Profile Image for Everson Luis de Campos Moura.
80 reviews1 follower
July 5, 2022
Provocative and useful read for leaders

This book does a great service to humankind by shining some light in very important subjects. Most ideas are not new at all. Actually, they are well known and, despite being so obvious that they need no further explanation, the vast majority of world's leadership prefer to ignore them. For instance: the usefulness of annual budget, five year plans, Gantt charts, centralization, hierarchies and so on. The author arguments are interesting and provocative. However, I don't think them enough to change much. The "Legacy OS" is so deeply rooted in the leaders of today that I'm afraid I'll not live enough to see any level of change that signs the world is in fact operating in a new way. Unfortunately. But the book still is worth reading. It is an easy, interesting and quick reading.
Profile Image for Andy.
173 reviews
October 19, 2019
I was left wondering about the purpose of this book. It does not address the real issues with the modern workplace such as the increasing specialisations in roles and functions which leads to isolation and narrow perspectives, or the sheer scale and size of some corporations which necessarily leads to much administration and coordination.

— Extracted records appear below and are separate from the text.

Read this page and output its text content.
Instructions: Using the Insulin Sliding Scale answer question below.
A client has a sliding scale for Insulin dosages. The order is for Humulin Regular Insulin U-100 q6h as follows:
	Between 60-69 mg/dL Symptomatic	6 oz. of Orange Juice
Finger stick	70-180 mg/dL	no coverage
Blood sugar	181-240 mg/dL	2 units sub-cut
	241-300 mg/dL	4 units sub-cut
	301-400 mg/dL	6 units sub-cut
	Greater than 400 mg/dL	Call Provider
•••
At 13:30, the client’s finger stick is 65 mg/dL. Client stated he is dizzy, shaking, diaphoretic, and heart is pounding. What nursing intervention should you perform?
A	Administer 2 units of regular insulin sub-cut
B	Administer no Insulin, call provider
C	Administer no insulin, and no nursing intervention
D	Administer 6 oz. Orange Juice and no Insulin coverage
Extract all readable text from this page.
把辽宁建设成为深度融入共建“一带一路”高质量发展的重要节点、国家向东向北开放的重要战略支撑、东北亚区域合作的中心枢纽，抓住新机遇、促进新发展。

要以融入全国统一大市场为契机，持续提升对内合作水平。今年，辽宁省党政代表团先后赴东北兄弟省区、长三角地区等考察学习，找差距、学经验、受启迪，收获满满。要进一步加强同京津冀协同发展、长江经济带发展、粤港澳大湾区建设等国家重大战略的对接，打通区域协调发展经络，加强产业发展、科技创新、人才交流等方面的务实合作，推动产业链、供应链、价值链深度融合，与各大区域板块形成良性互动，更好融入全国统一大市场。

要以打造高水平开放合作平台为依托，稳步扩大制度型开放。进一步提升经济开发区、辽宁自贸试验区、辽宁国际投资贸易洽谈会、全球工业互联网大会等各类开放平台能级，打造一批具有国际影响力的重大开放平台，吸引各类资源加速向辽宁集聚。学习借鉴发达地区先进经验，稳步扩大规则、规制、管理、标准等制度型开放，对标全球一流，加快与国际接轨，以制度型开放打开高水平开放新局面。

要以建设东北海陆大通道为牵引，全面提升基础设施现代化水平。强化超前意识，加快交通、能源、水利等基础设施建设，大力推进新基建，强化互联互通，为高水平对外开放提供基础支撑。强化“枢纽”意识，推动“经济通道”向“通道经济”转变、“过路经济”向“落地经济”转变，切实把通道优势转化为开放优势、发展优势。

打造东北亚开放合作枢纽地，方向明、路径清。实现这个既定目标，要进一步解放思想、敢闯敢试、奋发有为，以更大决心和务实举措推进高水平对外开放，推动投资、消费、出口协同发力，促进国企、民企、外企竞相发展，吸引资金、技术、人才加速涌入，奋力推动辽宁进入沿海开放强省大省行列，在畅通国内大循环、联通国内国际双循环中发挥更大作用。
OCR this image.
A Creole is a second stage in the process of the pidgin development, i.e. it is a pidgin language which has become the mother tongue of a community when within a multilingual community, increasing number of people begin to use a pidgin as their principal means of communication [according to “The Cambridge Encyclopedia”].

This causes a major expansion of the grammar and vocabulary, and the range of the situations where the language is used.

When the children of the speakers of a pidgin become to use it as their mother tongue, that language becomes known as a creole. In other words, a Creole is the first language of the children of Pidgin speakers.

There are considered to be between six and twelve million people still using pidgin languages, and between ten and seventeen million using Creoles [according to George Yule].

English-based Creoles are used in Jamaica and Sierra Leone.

Instead we are given a template for the psychotherapy of the organisation as if they are in a mid-life crisis.
To be fair, work related problems of employee cynicism, lazyness, being ineffective, being politically motivated or being asked to perform a role that is just not useful, are all incredibly difficult questions to address.
If you are looking for answers and seriously do wish to find a new way of working.....this is not the book for you.
Profile Image for Evelina Rimkute.
Author 2 books21 followers
July 11, 2022
📖 Brave new Work by Aaron Dignan 🙌

👉The author discuss effective way of organizing work in companies using real examples, writings of influantial thinkers, old fashioned but still alive doctrines and agility mindset.
The book is full of inspirational ideas and practical guidelines, mostly advocating self-organized and empowered teams💪

👉I think our enterprises are facing tough decisions while tackling after pandemic work models, team diversity, high customer expectations towards sustainability and so on.

If I have to choose particular insightful idea, I will stick to this one:

📌"You can't blow up bureaucracy with bureaucratic change process. You can't build a culture of trust with a programa full of oversight and verification. Start the way you mean to finish."
108 reviews2 followers
April 12, 2022
An Ok book. It covers quite a lot of ground, pulling together a lot of thinking and perspectives covered in better detail. As a starting point to look at organisations in a different way it’s probably a good read. If you’re already thinking in this different way then there’s probably not a huge amount of insight, despite being packaged up nicely. I do wonder why Cynefin is never mentioned by name, but much of the terminology is used. Dave Snowden is mentioned in relation to some of his other work, but not that with which he is perhaps the most famous… odd.